The new plan calls for providing subsidies to farmers for farm equipment and improving methods of planting rice, wheat, corn, cotton, rapeseed and soybean.
The Chinese government will also guarantee a minimum purchase price for grain in order to ensure reserves are maintained as well as keeping rural incomes stable.
Officials also hope a $585bn stimulus package announced earlier this year will help alleviate the jobless situation.
Social unrest fears
|Beijing is trying to avert social unrest in the wake of the global economic crisis [Reuters]
China's leaders are worried that rising unemployment and social discontent as a result of the slowdown could spark unrest and are promising to spend heavily to create jobs.

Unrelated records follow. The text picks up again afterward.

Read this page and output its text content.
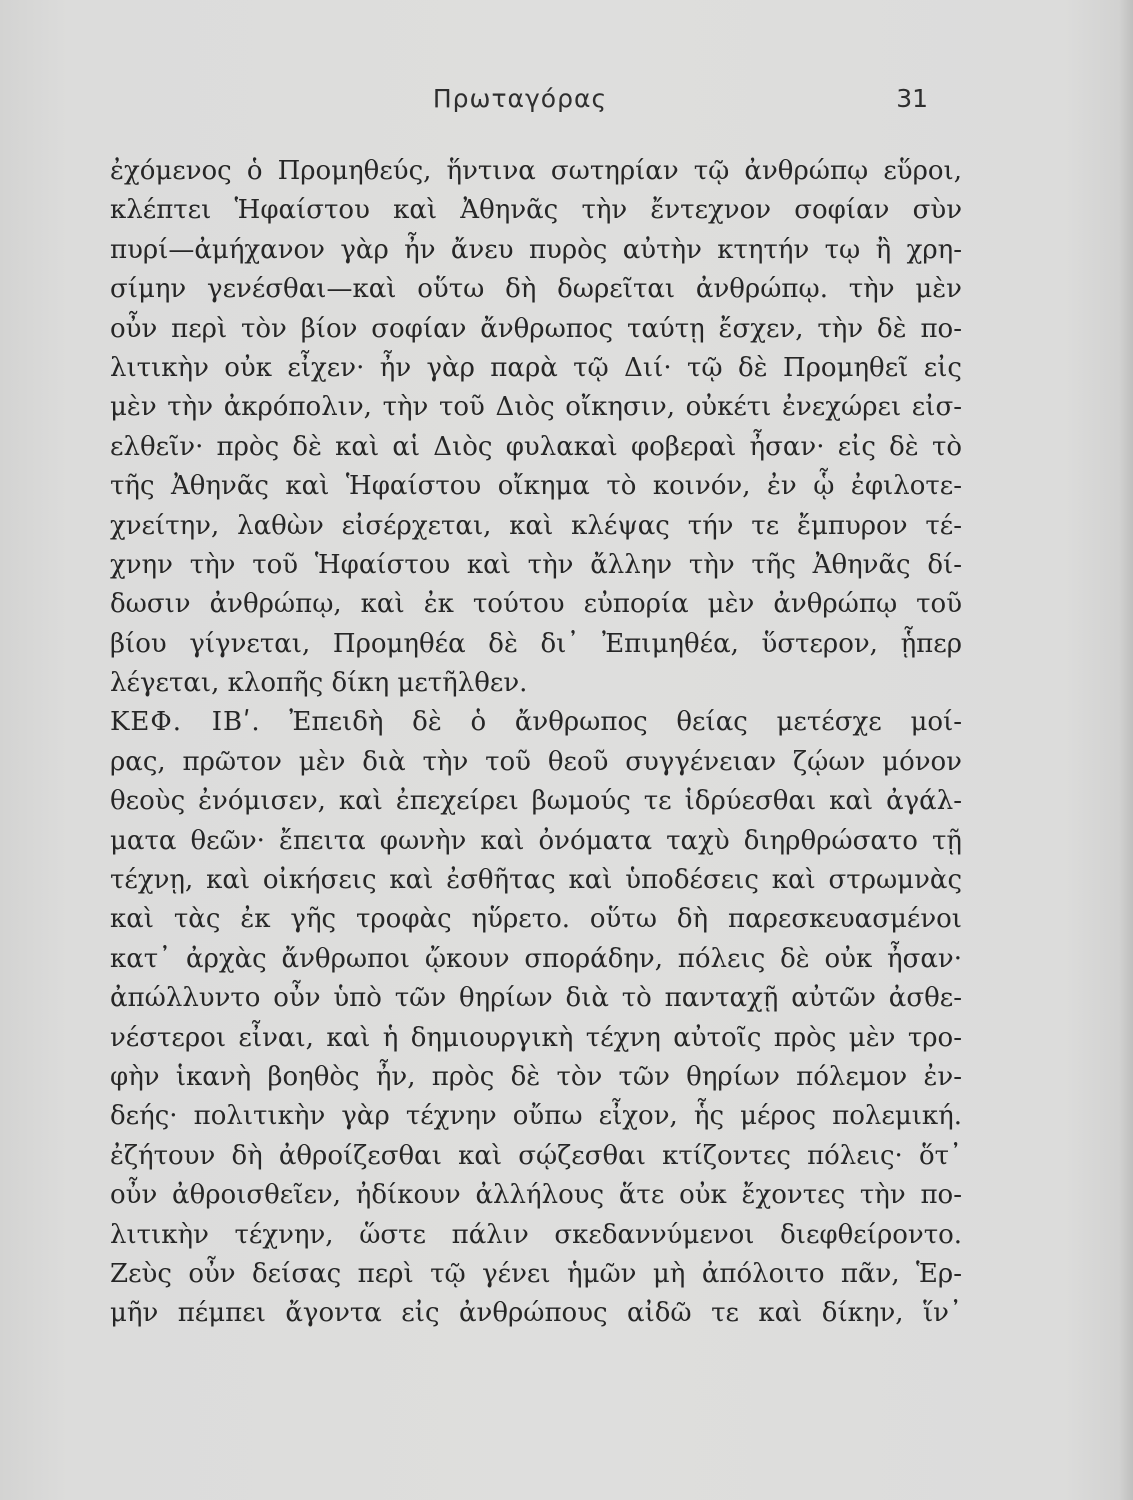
Πρωταγόρας	31
ἐχόμενος ὁ Προμηθεύς, ἥντινα σωτηρίαν τῷ ἀνθρώπῳ εὕροι,
κλέπτει Ἡφαίστου καὶ Ἀθηνᾶς τὴν ἔντεχνον σοφίαν σὺν
πυρί—ἀμήχανον γὰρ ἦν ἄνευ πυρὸς αὐτὴν κτητήν τῳ ἢ χρη-
σίμην γενέσθαι—καὶ οὕτω δὴ δωρεῖται ἀνθρώπῳ. τὴν μὲν
οὖν περὶ τὸν βίον σοφίαν ἄνθρωπος ταύτῃ ἔσχεν, τὴν δὲ πο-
λιτικὴν οὐκ εἶχεν· ἦν γὰρ παρὰ τῷ Διί· τῷ δὲ Προμηθεῖ εἰς
μὲν τὴν ἀκρόπολιν, τὴν τοῦ Διὸς οἴκησιν, οὐκέτι ἐνεχώρει εἰσ-
ελθεῖν· πρὸς δὲ καὶ αἱ Διὸς φυλακαὶ φοβεραὶ ἦσαν· εἰς δὲ τὸ
τῆς Ἀθηνᾶς καὶ Ἡφαίστου οἴκημα τὸ κοινόν, ἐν ᾧ ἐφιλοτε-
χνείτην, λαθὼν εἰσέρχεται, καὶ κλέψας τήν τε ἔμπυρον τέ-
χνην τὴν τοῦ Ἡφαίστου καὶ τὴν ἄλλην τὴν τῆς Ἀθηνᾶς δί-
δωσιν ἀνθρώπῳ, καὶ ἐκ τούτου εὐπορία μὲν ἀνθρώπῳ τοῦ
βίου γίγνεται, Προμηθέα δὲ δι᾽ Ἐπιμηθέα, ὕστερον, ᾗπερ
λέγεται, κλοπῆς δίκη μετῆλθεν.
ΚΕΦ. ΙΒʹ. Ἐπειδὴ δὲ ὁ ἄνθρωπος θείας μετέσχε μοί-
ρας, πρῶτον μὲν διὰ τὴν τοῦ θεοῦ συγγένειαν ζῴων μόνον
θεοὺς ἐνόμισεν, καὶ ἐπεχείρει βωμούς τε ἱδρύεσθαι καὶ ἀγάλ-
ματα θεῶν· ἔπειτα φωνὴν καὶ ὀνόματα ταχὺ διηρθρώσατο τῇ
τέχνῃ, καὶ οἰκήσεις καὶ ἐσθῆτας καὶ ὑποδέσεις καὶ στρωμνὰς
καὶ τὰς ἐκ γῆς τροφὰς ηὕρετο. οὕτω δὴ παρεσκευασμένοι
κατ᾽ ἀρχὰς ἄνθρωποι ᾤκουν σποράδην, πόλεις δὲ οὐκ ἦσαν·
ἀπώλλυντο οὖν ὑπὸ τῶν θηρίων διὰ τὸ πανταχῇ αὐτῶν ἀσθε-
νέστεροι εἶναι, καὶ ἡ δημιουργικὴ τέχνη αὐτοῖς πρὸς μὲν τρο-
φὴν ἱκανὴ βοηθὸς ἦν, πρὸς δὲ τὸν τῶν θηρίων πόλεμον ἐν-
δεής· πολιτικὴν γὰρ τέχνην οὔπω εἶχον, ἧς μέρος πολεμική.
ἐζήτουν δὴ ἀθροίζεσθαι καὶ σῴζεσθαι κτίζοντες πόλεις· ὅτ᾽
οὖν ἀθροισθεῖεν, ἠδίκουν ἀλλήλους ἅτε οὐκ ἔχοντες τὴν πο-
λιτικὴν τέχνην, ὥστε πάλιν σκεδαννύμενοι διεφθείροντο.
Ζεὺς οὖν δείσας περὶ τῷ γένει ἡμῶν μὴ ἀπόλοιτο πᾶν, Ἑρ-
μῆν πέμπει ἄγοντα εἰς ἀνθρώπους αἰδῶ τε καὶ δίκην, ἵν᾽
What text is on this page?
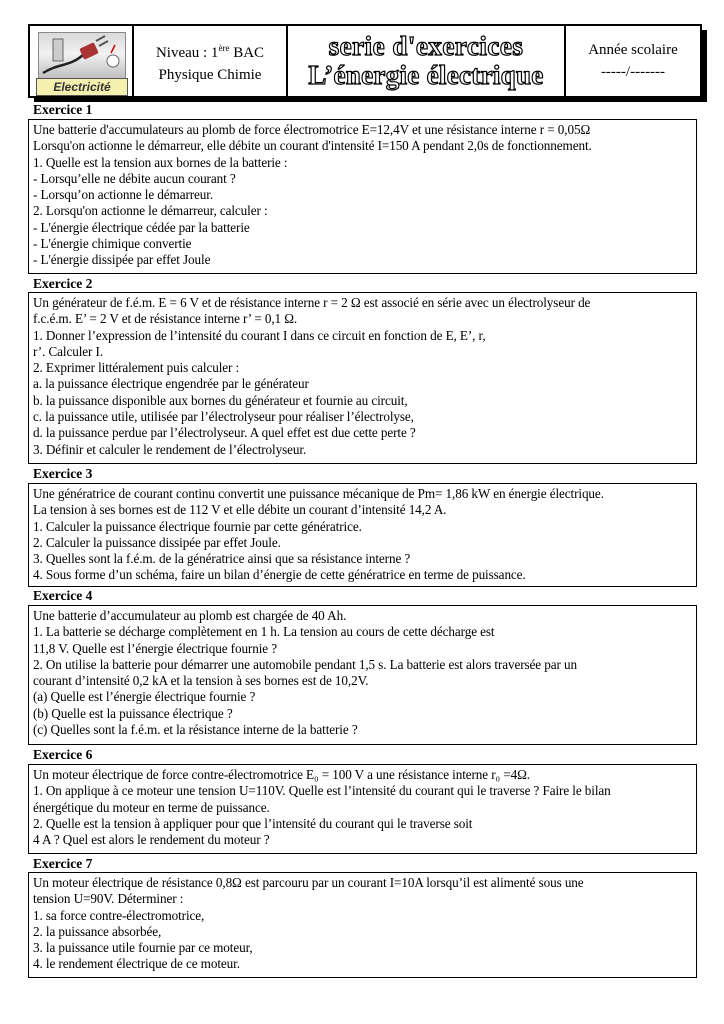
Electricité
Niveau : 1ère BAC
Physique Chimie
serie d'exercices
L’énergie électrique
Année scolaire
-----/-------
Exercice 1
Une batterie d'accumulateurs au plomb de force électromotrice E=12,4V et une résistance interne r = 0,05Ω
Lorsqu'on actionne le démarreur, elle débite un courant d'intensité I=150 A pendant 2,0s de fonctionnement.
1. Quelle est la tension aux bornes de la batterie :
- Lorsqu’elle ne débite aucun courant ?
- Lorsqu’on actionne le démarreur.
2. Lorsqu'on actionne le démarreur, calculer :
- L'énergie électrique cédée par la batterie
- L'énergie chimique convertie
- L'énergie dissipée par effet Joule
Exercice 2
Un générateur de f.é.m. E = 6 V et de résistance interne r = 2 Ω est associé en série avec un électrolyseur de
f.c.é.m. E’ = 2 V et de résistance interne r’ = 0,1 Ω.
1. Donner l’expression de l’intensité du courant I dans ce circuit en fonction de E, E’, r,
r’. Calculer I.
2. Exprimer littéralement puis calculer :
a. la puissance électrique engendrée par le générateur
b. la puissance disponible aux bornes du générateur et fournie au circuit,
c. la puissance utile, utilisée par l’électrolyseur pour réaliser l’électrolyse,
d. la puissance perdue par l’électrolyseur. A quel effet est due cette perte ?
3. Définir et calculer le rendement de l’électrolyseur.
Exercice 3
Une génératrice de courant continu convertit une puissance mécanique de Pm= 1,86 kW en énergie électrique.
La tension à ses bornes est de 112 V et elle débite un courant d’intensité 14,2 A.
1. Calculer la puissance électrique fournie par cette génératrice.
2. Calculer la puissance dissipée par effet Joule.
3. Quelles sont la f.é.m. de la génératrice ainsi que sa résistance interne ?
4. Sous forme d’un schéma, faire un bilan d’énergie de cette génératrice en terme de puissance.
Exercice 4
Une batterie d’accumulateur au plomb est chargée de 40 Ah.
1. La batterie se décharge complètement en 1 h. La tension au cours de cette décharge est
11,8 V. Quelle est l’énergie électrique fournie ?
2. On utilise la batterie pour démarrer une automobile pendant 1,5 s. La batterie est alors traversée par un
courant d’intensité 0,2 kA et la tension à ses bornes est de 10,2V.
(a) Quelle est l’énergie électrique fournie ?
(b) Quelle est la puissance électrique ?
(c) Quelles sont la f.é.m. et la résistance interne de la batterie ?
Exercice 6
Un moteur électrique de force contre-électromotrice E₀ = 100 V a une résistance interne r₀ =4Ω.
1. On applique à ce moteur une tension U=110V. Quelle est l’intensité du courant qui le traverse ? Faire le bilan
énergétique du moteur en terme de puissance.
2. Quelle est la tension à appliquer pour que l’intensité du courant qui le traverse soit
4 A ? Quel est alors le rendement du moteur ?
Exercice 7
Un moteur électrique de résistance 0,8Ω est parcouru par un courant I=10A lorsqu’il est alimenté sous une
tension U=90V. Déterminer :
1. sa force contre-électromotrice,
2. la puissance absorbée,
3. la puissance utile fournie par ce moteur,
4. le rendement électrique de ce moteur.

At the end of last year China's registered urban jobless rate, the only official record of unemployment in the country, rose to 4.2 per cent – up for four per cent three months earlier, the first rise in five years and the highest level since June 2006.
Analysts however say the real figure is much higher because many of the country's more than 200 million rural migrant workers are not included in the count.
Maintaining stability is a prime concern for the Chinese government, with officials fearful that discontent over job losses, government corruption a widening wealth gap and other social issues could trigger protests that could challenge their continued grip on power.